INTRODUÇÃO AO TEMA PROPOSTO

Grande tem sido a preocupação dos operadores do ordenamento jurídico, com a questão da efetividade da prestação da atividade jurisdicional, tanto que se dedicou um dos tópicos da Emenda Constitucional nº 45/04, ao chamado tempo razoável de duração do processo, como se observa pela atual redação da norma contida no artigo 5º, inciso LXXVIII, da Constituição Federal, criada por tal emenda (pelo óbvio que qualquer Estado moderno somente poderá ser tido como tal, se for capaz de resolver o desafio de solucionar os conflitos intersubjetivos de interesses, que se verificam em número cada vez maior, de modo a conseguir alcançar o carneluttiano escopo de pacificação social inerente ao processo).

E, muito antes da busca por um número cabalístico (com emprego de fórmulas mágicas ou matemáticas(1) para a sua aferição, o que restaria como praticamente impossível ante as peculiaridades e o grande número de incidentes que poderia, de forma hipotética, ocorrer no processo civil) de dias pré-determinados para a realização de atos processuais, o escopo preconizado pela norma em comento não parece ter sido lançar uma regra específica a respeito do tempo processual, mas, como convém a uma liberdade pública (ou fundamental right, na acepção empregada por J. J. Canotilho, em seu conhecido Curso de Direito Constitucional Português), se buscou estabelecer um princípio norteador da mudança de mentalidade que se espera de magistrados, promotores, advogados e, sobretudo, de legisladores.

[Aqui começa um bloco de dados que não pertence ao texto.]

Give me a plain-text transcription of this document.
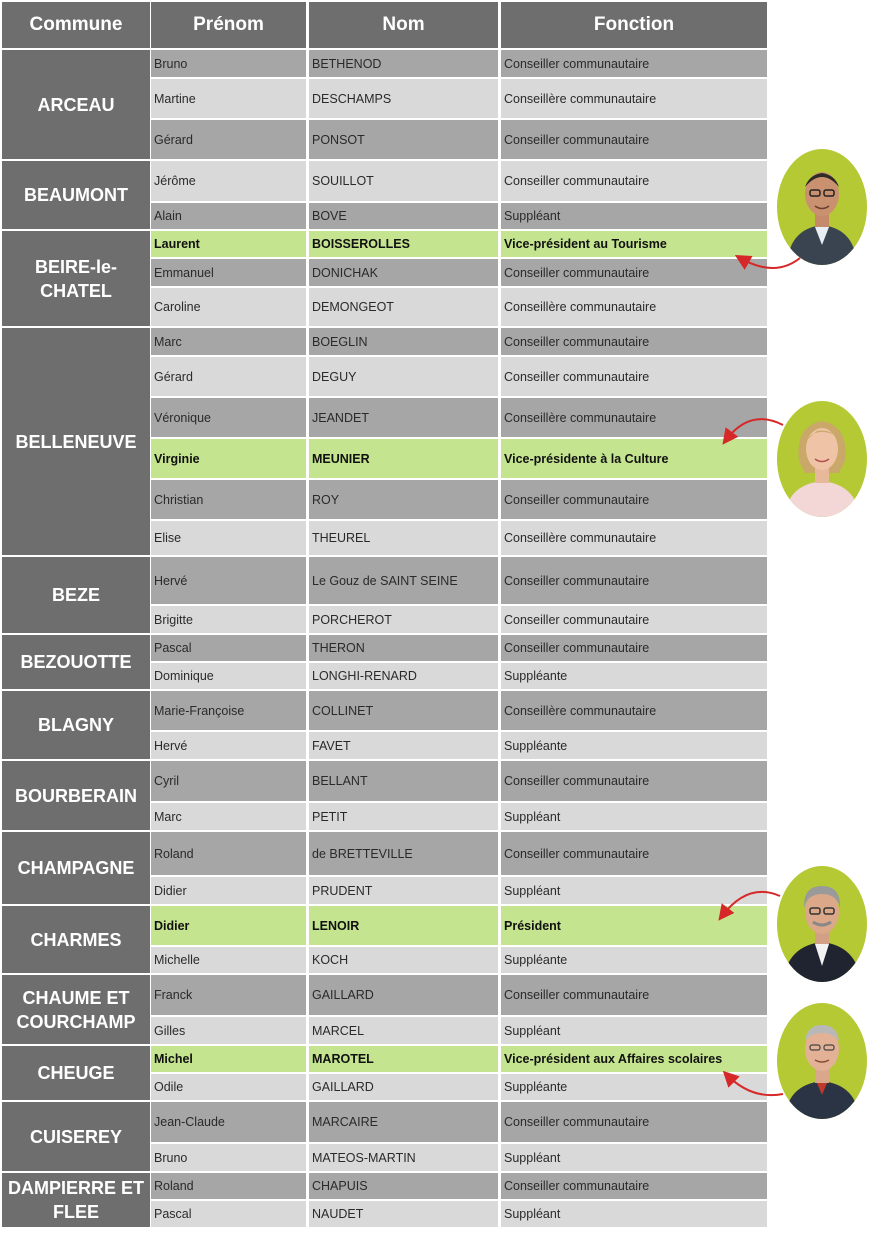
Commune	Prénom	Nom	Fonction
ARCEAU
Bruno	BETHENOD	Conseiller communautaire
Martine	DESCHAMPS	Conseillère communautaire
Gérard	PONSOT	Conseiller communautaire
BEAUMONT
Jérôme	SOUILLOT	Conseiller communautaire
Alain	BOVE	Suppléant
BEIRE-le-CHATEL
Laurent	BOISSEROLLES	Vice-président au Tourisme
Emmanuel	DONICHAK	Conseiller communautaire
Caroline	DEMONGEOT	Conseillère communautaire
BELLENEUVE
Marc	BOEGLIN	Conseiller communautaire
Gérard	DEGUY	Conseiller communautaire
Véronique	JEANDET	Conseillère communautaire
Virginie	MEUNIER	Vice-présidente à la Culture
Christian	ROY	Conseiller communautaire
Elise	THEUREL	Conseillère communautaire
BEZE
Hervé	Le Gouz de SAINT SEINE	Conseiller communautaire
Brigitte	PORCHEROT	Conseiller communautaire
BEZOUOTTE
Pascal	THERON	Conseiller communautaire
Dominique	LONGHI-RENARD	Suppléante
BLAGNY
Marie-Françoise	COLLINET	Conseillère communautaire
Hervé	FAVET	Suppléante
BOURBERAIN
Cyril	BELLANT	Conseiller communautaire
Marc	PETIT	Suppléant
CHAMPAGNE
Roland	de BRETTEVILLE	Conseiller communautaire
Didier	PRUDENT	Suppléant
CHARMES
Didier	LENOIR	Président
Michelle	KOCH	Suppléante
CHAUME ET COURCHAMP
Franck	GAILLARD	Conseiller communautaire
Gilles	MARCEL	Suppléant
CHEUGE
Michel	MAROTEL	Vice-président aux Affaires scolaires
Odile	GAILLARD	Suppléante
CUISEREY
Jean-Claude	MARCAIRE	Conseiller communautaire
Bruno	MATEOS-MARTIN	Suppléant
DAMPIERRE ET FLEE
Roland	CHAPUIS	Conseiller communautaire
Pascal	NAUDET	Suppléant
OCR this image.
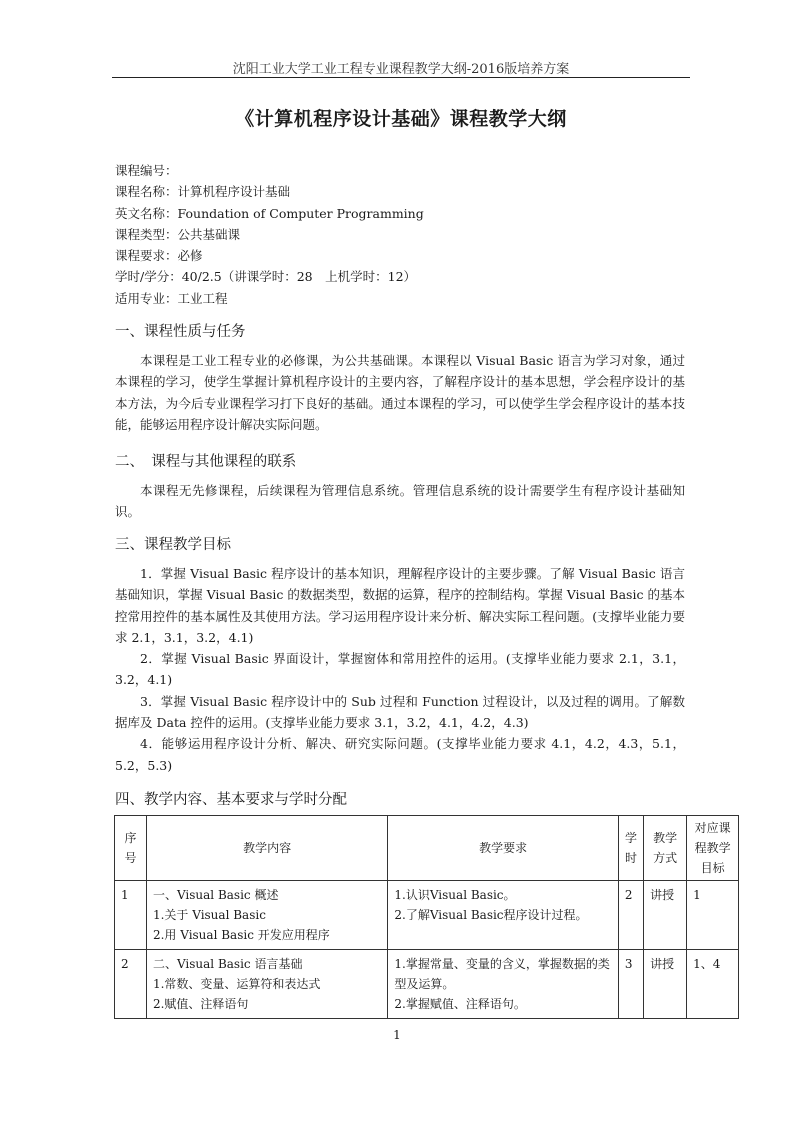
沈阳工业大学工业工程专业课程教学大纲-2016版培养方案
《计算机程序设计基础》课程教学大纲
课程编号：
课程名称：计算机程序设计基础
英文名称：Foundation of Computer Programming
课程类型：公共基础课
课程要求：必修
学时/学分：40/2.5（讲课学时：28　上机学时：12）
适用专业：工业工程
一、课程性质与任务
本课程是工业工程专业的必修课，为公共基础课。本课程以 Visual Basic 语言为学习对象，通过本课程的学习，使学生掌握计算机程序设计的主要内容，了解程序设计的基本思想，学会程序设计的基本方法，为今后专业课程学习打下良好的基础。通过本课程的学习，可以使学生学会程序设计的基本技能，能够运用程序设计解决实际问题。
二、　课程与其他课程的联系
本课程无先修课程，后续课程为管理信息系统。管理信息系统的设计需要学生有程序设计基础知识。
三、课程教学目标
1．掌握 Visual Basic 程序设计的基本知识，理解程序设计的主要步骤。了解 Visual Basic 语言基础知识，掌握 Visual Basic 的数据类型，数据的运算，程序的控制结构。掌握 Visual Basic 的基本控常用控件的基本属性及其使用方法。学习运用程序设计来分析、解决实际工程问题。(支撑毕业能力要求 2.1，3.1，3.2，4.1)
2．掌握 Visual Basic 界面设计，掌握窗体和常用控件的运用。(支撑毕业能力要求 2.1，3.1，3.2，4.1)
3．掌握 Visual Basic 程序设计中的 Sub 过程和 Function 过程设计，以及过程的调用。了解数据库及 Data 控件的运用。(支撑毕业能力要求 3.1，3.2，4.1，4.2，4.3)
4．能够运用程序设计分析、解决、研究实际问题。(支撑毕业能力要求 4.1，4.2，4.3，5.1，5.2，5.3)
四、教学内容、基本要求与学时分配
序号	教学内容	教学要求	学时	教学方式	对应课程教学目标
1	一、Visual Basic 概述
1.关于 Visual Basic
2.用 Visual Basic 开发应用程序	1.认识Visual Basic。
2.了解Visual Basic程序设计过程。	2	讲授	1
2	二、Visual Basic 语言基础
1.常数、变量、运算符和表达式
2.赋值、注释语句	1.掌握常量、变量的含义，掌握数据的类型及运算。
2.掌握赋值、注释语句。	3	讲授	1、4
1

Isso porque, como parece despontar com singular obviedade franciscana, se uma lei vier a aumentar ou dificultar o trâmite processual, tornando-o mais longo, sem um fator adequado a justificar tal medida (por exemplo, criando-se uma antinomia(2)), a inovação legislativa será reputada como inconstitucional, justamente por colidir com tal orientação programática.

Do mesmo modo, por exemplo, se houver perda injustificável de prazos, ou demora indevida na realização do impulso oficial ou do sentenciamento de processos, poder-se-á invocar o referido princípio constitucional da tempestividade para embasar, por exemplo, a impetração de um mandado de segurança contra tais espécies de atos coatores(3), sem prejuízo, inclusive, das providências inerentes ao cumprimento das obrigações de fazer, inclusive, as do artigo 461 e seus consectários do Código de Processo Civil (até mesmo com imposição de astreintes em face do Poder Público – o que depois deverá ser resolvido em sede de execução por regras próprias do artigo 100 e seus consectários da Constituição Federal).

Mas, fundamentalmente, o que parece estar a ocorrer é uma busca pela ruptura com dogmas formais do processo em geral, como modo de galgar modos mais céleres e práticos de se conseguir a tutela invocada, o que leva a releituras de postulados teóricos até então cristalizados, como forma de se atingir uma interpretação mais consentânea com essas aspirações de efetividade (o propósito sincretista do processo, tem despontado de forma manifesta pelo poder legiferante, como se observa, por exemplo, pela inserção de um parágrafo 7º, no artigo 273 do Código de Processo Civil, passando a admitir a propositura de medidas cautelares no bojo da própria ação em que se busca a tutela que seria tida como principal, restringindo, sobremaneira, a condição da ação interesse de agir, pela falta de necessidade, num grande número de demandas, tornando obsoletas ações cautelares incidentais(4) e em grande parte, ações cautelares preparatórias(5); ou, por exemplo, com as introduções recentes trazidas pela Lei nº 11.232/05, que retiraram o status de ação, da execução de título judicial, tornando-a em fase do processo de conhecimento, ou seja, fase de cumprimento de sentença como se tem pela atual redação do artigo 475 e seus inúmeros consectários do Código de Processo Civil).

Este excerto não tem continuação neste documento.